Project description:High ethanol tolerance is an exquisite characteristic of the yeast Saccharomyces cerevisiae, which enables this microorganism to dominate in natural and industrial fermentations. Up to now, ethanol tolerance has only been analyzed in laboratory yeast strains with moderate ethanol tolerance. The genetic basis of the much higher ethanol tolerance in natural and industrial yeast strains is unknown. We have applied pooled-segregant whole-genome sequence analysis to map all quantitative trait loci (QTL) determining high ethanol tolerance. We crossed a highly ethanol-tolerant segregant of a Brazilian bioethanol production strain with a laboratory strain with moderate ethanol tolerance. Out of 5974 segregants, we pooled 136 segregants tolerant to at least 16% ethanol and 31 segregants tolerant to at least 17%. Scoring of SNPs using whole-genome sequence analysis of DNA from the two pools and parents revealed three major loci and additional minor loci.

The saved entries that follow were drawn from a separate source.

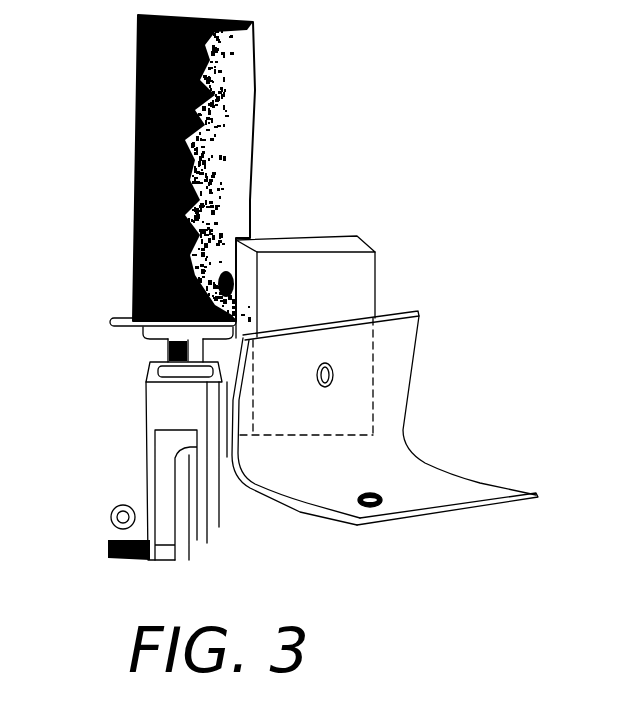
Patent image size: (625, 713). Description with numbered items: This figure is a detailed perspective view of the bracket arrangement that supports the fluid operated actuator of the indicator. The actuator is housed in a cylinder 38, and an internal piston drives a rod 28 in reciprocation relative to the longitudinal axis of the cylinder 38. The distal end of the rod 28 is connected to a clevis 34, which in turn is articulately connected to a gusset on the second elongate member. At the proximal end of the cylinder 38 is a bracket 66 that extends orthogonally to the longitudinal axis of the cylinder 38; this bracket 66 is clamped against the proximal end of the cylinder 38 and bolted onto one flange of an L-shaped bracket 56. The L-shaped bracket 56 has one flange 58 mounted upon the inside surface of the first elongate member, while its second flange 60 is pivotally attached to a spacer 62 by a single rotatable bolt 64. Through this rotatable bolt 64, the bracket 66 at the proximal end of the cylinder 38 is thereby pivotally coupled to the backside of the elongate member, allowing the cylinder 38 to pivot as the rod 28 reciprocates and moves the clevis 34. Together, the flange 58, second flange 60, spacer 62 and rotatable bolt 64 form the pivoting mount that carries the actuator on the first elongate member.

The cylinder 38 is at (255, 88).
The bracket 66 is at (117, 316).
The rod 28 is at (168, 346).
The clevis 34 is at (146, 462).
The spacer 62 is at (377, 272).
The second flange 60 is at (412, 375).
The flange 58 is at (487, 478).
The L-shaped bracket 56 is at (362, 481).
The rotatable bolt 64 is at (333, 373).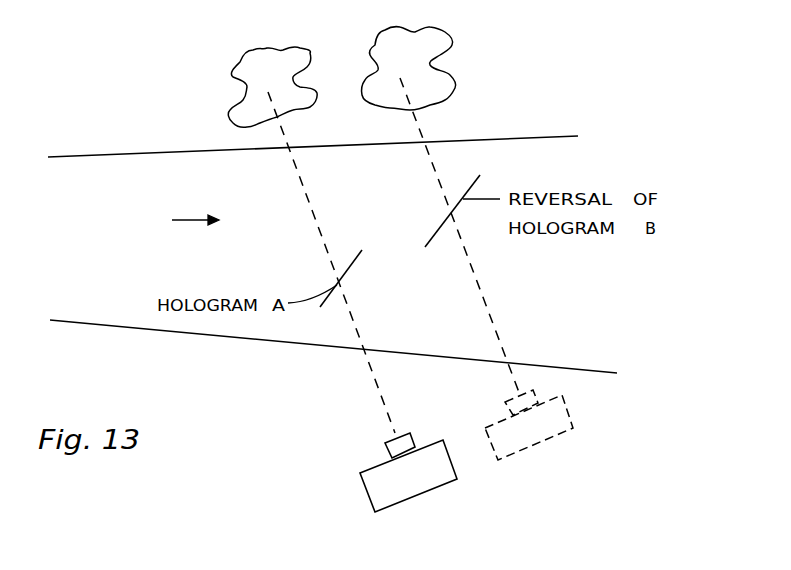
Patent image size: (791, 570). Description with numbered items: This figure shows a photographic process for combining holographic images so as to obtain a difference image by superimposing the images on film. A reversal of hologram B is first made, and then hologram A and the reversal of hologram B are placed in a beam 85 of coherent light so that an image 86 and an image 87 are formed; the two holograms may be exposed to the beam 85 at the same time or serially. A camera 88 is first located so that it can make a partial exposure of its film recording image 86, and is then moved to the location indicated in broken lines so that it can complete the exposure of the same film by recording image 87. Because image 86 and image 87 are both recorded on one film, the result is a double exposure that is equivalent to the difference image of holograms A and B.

The beam of coherent light 85 is at (138, 222).
The image 86 is at (252, 85).
The image 87 is at (425, 70).
The camera 88 is at (375, 483).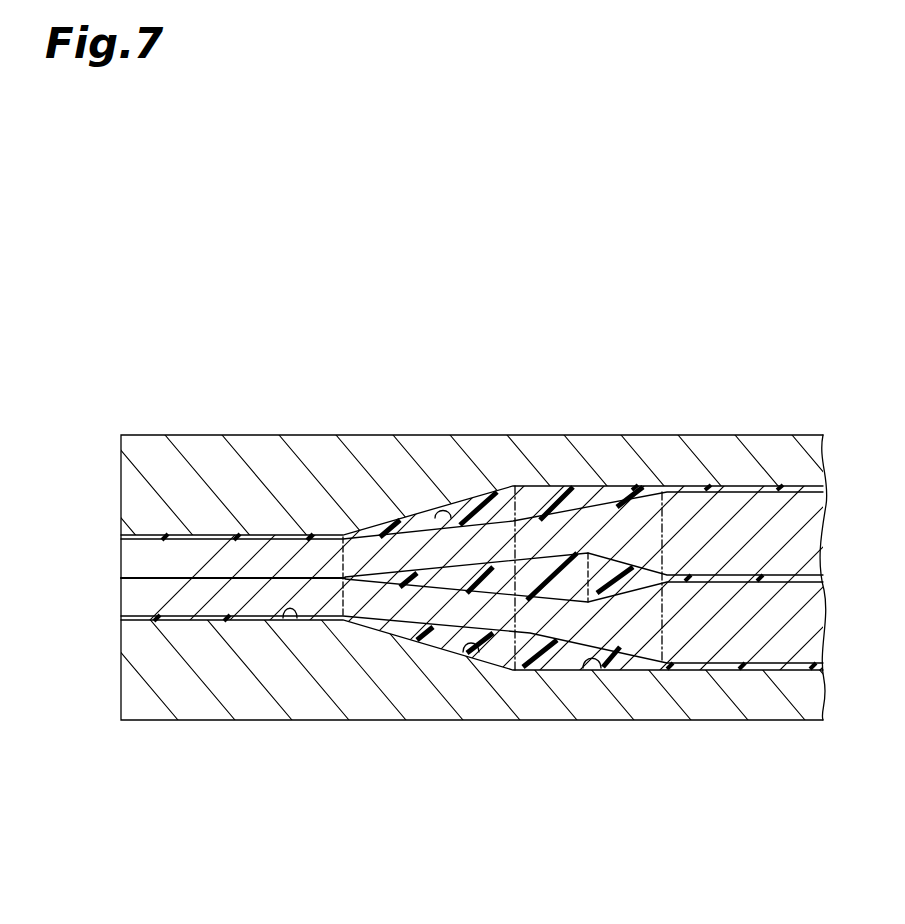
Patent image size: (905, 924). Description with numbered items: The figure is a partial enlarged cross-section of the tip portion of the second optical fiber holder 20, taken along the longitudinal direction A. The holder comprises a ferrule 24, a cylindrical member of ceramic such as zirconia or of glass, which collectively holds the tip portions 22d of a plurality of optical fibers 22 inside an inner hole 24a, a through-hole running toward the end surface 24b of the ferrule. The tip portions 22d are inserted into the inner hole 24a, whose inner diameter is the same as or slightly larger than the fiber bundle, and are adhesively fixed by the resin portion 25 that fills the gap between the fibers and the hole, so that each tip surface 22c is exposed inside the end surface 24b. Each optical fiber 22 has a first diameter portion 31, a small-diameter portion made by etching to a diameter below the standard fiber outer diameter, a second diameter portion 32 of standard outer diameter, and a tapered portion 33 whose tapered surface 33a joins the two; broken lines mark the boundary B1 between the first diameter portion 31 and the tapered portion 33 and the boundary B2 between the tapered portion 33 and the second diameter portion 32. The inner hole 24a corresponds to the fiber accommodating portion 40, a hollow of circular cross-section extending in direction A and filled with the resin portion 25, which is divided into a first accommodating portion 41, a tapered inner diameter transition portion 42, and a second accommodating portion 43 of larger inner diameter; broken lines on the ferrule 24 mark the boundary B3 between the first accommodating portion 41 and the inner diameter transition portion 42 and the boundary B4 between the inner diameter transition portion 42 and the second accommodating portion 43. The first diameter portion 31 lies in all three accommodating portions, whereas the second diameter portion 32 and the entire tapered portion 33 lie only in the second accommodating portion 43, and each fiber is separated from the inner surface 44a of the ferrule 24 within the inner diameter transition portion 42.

The second optical fiber holder 20 is at (778, 352).
The optical fiber 22 is at (748, 336).
The tip surface 22c is at (120, 598).
The tip portion 22d is at (195, 552).
The ferrule 24 is at (212, 722).
The inner hole 24a is at (620, 660).
The end surface 24b is at (120, 458).
The resin portion 25 is at (648, 662).
The first diameter portion 31 is at (305, 550).
The second diameter portion 32 is at (720, 513).
The tapered portion 33 is at (633, 520).
The tapered surface 33a is at (630, 660).
The fiber accommodating portion 40 is at (613, 779).
The first accommodating portion 41 is at (287, 620).
The inner diameter transition portion 42 is at (470, 655).
The second accommodating portion 43 is at (592, 670).
The inner surface 44a is at (443, 508).
The boundary B1 is at (612, 540).
The boundary B2 is at (668, 515).
The boundary B3 is at (362, 558).
The boundary B4 is at (516, 486).
The direction A is at (570, 853).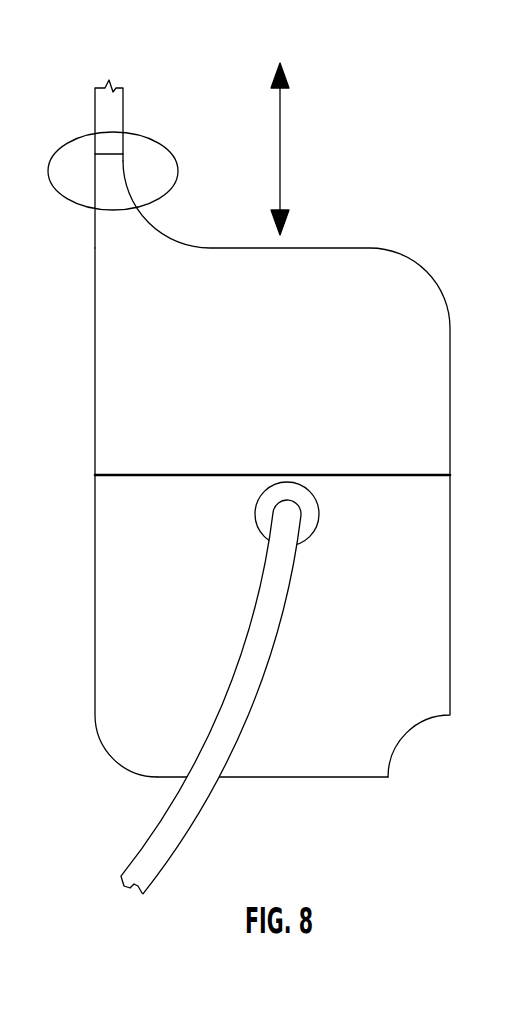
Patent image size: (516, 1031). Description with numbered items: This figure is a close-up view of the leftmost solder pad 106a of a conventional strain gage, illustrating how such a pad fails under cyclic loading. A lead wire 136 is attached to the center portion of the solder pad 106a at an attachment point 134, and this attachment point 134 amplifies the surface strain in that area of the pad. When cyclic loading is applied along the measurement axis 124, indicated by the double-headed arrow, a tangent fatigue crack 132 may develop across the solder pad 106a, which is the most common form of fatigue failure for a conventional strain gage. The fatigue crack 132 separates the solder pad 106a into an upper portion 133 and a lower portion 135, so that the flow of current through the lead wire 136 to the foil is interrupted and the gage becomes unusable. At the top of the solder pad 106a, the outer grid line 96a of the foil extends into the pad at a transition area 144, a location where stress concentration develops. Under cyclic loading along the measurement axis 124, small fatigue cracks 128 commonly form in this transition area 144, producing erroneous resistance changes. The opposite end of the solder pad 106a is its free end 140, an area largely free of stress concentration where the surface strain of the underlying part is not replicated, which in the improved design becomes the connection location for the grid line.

The transition area 144 is at (143, 132).
The outer grid line 96a is at (107, 121).
The fatigue cracks 128 is at (108, 158).
The measurement axis 124 is at (280, 143).
The upper portion 133 is at (130, 290).
The tangent fatigue crack 132 is at (165, 475).
The solder pad 106a is at (246, 417).
The lower portion 135 is at (138, 582).
The attachment point 134 is at (319, 518).
The free end 140 is at (320, 777).
The lead wire 136 is at (182, 818).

The latter were more pronounced or only present in the 17% pool compared to the 16% pool. In the locus with the strongest linkage, we identified three closely located genes affecting ethanol tolerance: MKT1, SWS2, and APJ1, with SWS2 being a negative allele located in between two positive alleles. SWS2 and APJ1 probably contained significant polymorphisms only outside the ORF, and lower expression of APJ1 may be linked to higher ethanol tolerance. This work has identified the first causative genes involved in high ethanol tolerance of yeast. It also reveals the strong potential of pooled-segregant sequence analysis using relatively small numbers of selected segregants for identifying QTL on a genome-wide scale.